The predicted composition was ${\mathbf{\widehat{y}}}_{T+1}=\frac{1}{T}{\sum }_{t=1}^{T}\mathbf{y}_{t}$, and the prediction’s confidence interval was given by the covariance matrix ${\widehat{\varSigma}}=\frac{1}{T(T-1)}{\sum}_{t=1}^{T}({\mathbf{y}}_{t}-{\widehat{\mathbf{y}}}_{T+1}){\prime} ({\mathbf{y}}_{t}-{\widehat{\mathbf{y}}}_{T+1})$.

M4 ‘VAR’

Assuming that the trajectory has been generated by a VAR process of lag p, then composition t can be written as a linear function of the previous p compositions: $\mathbf{y}_{t}=\boldsymbol{\nu} +{A}^{\left(1\right)}\mathbf{y}_{t-1}+…+{A}^{\left(p\right)}\mathbf{y}_{t-p}+\mathbf{\upepsilon }_{t}$, where ${\boldsymbol{\nu}}$ is the vector intercept, ${A}^{\left(i\right)}$ are 2 × 2 coefficient matrices and ε is the Gaussian noise.

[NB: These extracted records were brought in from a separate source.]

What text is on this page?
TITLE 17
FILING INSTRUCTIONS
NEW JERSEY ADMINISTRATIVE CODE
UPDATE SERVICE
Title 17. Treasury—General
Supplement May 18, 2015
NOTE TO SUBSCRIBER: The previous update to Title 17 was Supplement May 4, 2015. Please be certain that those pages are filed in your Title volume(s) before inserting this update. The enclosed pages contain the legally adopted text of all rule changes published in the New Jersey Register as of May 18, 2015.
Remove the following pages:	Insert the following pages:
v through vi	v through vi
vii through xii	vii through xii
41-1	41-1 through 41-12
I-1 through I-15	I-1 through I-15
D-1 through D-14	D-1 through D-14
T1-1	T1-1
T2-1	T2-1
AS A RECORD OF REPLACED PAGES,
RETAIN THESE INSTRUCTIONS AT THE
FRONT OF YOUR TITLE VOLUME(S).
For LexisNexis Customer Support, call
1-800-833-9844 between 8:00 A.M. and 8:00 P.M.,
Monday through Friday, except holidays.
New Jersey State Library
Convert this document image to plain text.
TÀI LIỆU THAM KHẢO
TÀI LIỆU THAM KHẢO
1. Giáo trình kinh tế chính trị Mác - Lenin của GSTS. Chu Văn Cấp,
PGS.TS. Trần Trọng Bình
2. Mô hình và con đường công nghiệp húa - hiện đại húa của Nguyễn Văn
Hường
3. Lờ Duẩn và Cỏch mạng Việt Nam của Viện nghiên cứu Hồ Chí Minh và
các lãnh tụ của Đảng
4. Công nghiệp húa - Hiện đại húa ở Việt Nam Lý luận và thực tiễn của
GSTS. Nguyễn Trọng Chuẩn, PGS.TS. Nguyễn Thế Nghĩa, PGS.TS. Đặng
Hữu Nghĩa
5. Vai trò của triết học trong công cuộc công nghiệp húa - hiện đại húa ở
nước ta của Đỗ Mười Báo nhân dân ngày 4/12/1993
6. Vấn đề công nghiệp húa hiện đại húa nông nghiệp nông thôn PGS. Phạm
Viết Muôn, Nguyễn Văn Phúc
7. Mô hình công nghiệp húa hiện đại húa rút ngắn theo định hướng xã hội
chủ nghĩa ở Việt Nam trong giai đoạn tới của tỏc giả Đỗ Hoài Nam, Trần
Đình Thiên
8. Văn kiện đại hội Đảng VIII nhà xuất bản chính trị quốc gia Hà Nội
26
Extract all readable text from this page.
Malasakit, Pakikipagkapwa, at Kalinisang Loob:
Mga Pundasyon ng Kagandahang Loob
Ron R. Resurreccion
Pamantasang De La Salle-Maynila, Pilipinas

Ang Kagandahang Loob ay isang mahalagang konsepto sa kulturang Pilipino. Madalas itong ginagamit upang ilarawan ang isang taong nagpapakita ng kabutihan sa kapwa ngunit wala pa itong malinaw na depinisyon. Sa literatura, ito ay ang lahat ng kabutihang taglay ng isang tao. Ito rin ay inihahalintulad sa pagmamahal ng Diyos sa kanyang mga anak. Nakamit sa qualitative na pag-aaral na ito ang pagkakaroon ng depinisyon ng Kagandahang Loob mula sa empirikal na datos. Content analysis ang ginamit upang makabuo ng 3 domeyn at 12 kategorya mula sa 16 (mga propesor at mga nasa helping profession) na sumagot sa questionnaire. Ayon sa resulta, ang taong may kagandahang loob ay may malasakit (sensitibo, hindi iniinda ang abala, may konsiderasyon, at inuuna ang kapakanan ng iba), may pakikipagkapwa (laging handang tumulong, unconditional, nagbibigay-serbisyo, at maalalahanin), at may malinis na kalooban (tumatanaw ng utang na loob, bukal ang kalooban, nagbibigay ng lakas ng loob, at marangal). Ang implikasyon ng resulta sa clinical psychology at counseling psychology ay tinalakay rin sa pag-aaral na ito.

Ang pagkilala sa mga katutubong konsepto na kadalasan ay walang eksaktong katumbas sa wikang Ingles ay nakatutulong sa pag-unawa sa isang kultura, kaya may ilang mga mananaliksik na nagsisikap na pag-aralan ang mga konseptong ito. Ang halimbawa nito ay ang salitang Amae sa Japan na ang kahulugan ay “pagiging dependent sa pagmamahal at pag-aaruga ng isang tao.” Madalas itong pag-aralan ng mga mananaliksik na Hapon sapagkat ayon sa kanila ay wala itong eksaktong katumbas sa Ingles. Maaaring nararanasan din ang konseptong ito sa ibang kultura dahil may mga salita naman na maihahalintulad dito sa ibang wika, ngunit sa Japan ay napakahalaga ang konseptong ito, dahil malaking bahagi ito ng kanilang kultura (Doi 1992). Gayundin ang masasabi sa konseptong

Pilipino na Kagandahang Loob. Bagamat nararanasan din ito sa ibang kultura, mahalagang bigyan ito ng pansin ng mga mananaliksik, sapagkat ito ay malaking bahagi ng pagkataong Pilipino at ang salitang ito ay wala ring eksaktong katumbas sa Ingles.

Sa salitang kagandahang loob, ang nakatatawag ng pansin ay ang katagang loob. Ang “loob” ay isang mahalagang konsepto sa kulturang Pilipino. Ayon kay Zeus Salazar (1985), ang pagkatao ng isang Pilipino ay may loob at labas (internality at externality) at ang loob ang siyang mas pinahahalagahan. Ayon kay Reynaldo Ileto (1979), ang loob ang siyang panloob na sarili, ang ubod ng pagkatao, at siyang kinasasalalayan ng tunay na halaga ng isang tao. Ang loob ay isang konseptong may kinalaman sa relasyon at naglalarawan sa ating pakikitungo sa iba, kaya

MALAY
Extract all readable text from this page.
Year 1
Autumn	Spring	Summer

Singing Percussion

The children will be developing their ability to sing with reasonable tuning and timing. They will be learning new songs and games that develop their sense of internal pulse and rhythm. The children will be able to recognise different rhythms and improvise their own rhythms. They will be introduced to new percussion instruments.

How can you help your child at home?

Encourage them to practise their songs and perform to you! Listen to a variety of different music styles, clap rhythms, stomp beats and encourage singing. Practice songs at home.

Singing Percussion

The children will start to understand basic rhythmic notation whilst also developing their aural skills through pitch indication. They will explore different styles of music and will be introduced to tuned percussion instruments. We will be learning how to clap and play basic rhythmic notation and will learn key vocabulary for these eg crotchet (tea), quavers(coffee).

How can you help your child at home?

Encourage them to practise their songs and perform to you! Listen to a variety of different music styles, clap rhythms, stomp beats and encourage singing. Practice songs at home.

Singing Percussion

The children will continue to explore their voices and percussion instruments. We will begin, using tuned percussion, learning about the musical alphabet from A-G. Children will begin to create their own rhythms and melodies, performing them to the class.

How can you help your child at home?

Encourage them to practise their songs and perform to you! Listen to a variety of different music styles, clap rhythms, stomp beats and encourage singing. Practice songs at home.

This can be rewritten in matrix form as $Y={BZ}+U$ (ref. ³⁷), where

$$\begin{array}{l}Y=\left(\mathbf{y}_{p+1},…,\mathbf{y}_{T}\right),\\ B=\left(\boldsymbol{\nu} ,{A}^{\left(1\right)},…,{A}^{\left(p\right)}\right),\\ {Z}_{t}=\left(\begin{array}{l}1\\ \mathbf{y}_{p}\\ \vdots \\ \mathbf{y}_{1}\end{array}\right)\\ Z=\left({Z}_{p},…,{Z}_{T-1}\right),\\ U=\left(\mathbf{\upepsilon }_{p+1},…,\mathbf{\upepsilon }_{T}\right).\end{array}$$

The resulting least squares estimator is $\widehat{B}={YZ}{\prime} {\left({ZZ}{\prime} \right)}^{-1}$. It follows that the prediction of the composition T + 1 is $\mathbf{\widehat{y}}_{T+1}={{BZ}}_{T}$, and the prediction’s confidence interval is estimated via the empirical covariance matrix corrected for short time series $\widehat{\varSigma }=\frac{T-p+1}{\left(T-p\right)\left(T-3p-1\right)}\left({YY}{\prime} -{YZ}{\prime} \left({ZZ}{\prime} \right){ZY}{\prime} \right)$.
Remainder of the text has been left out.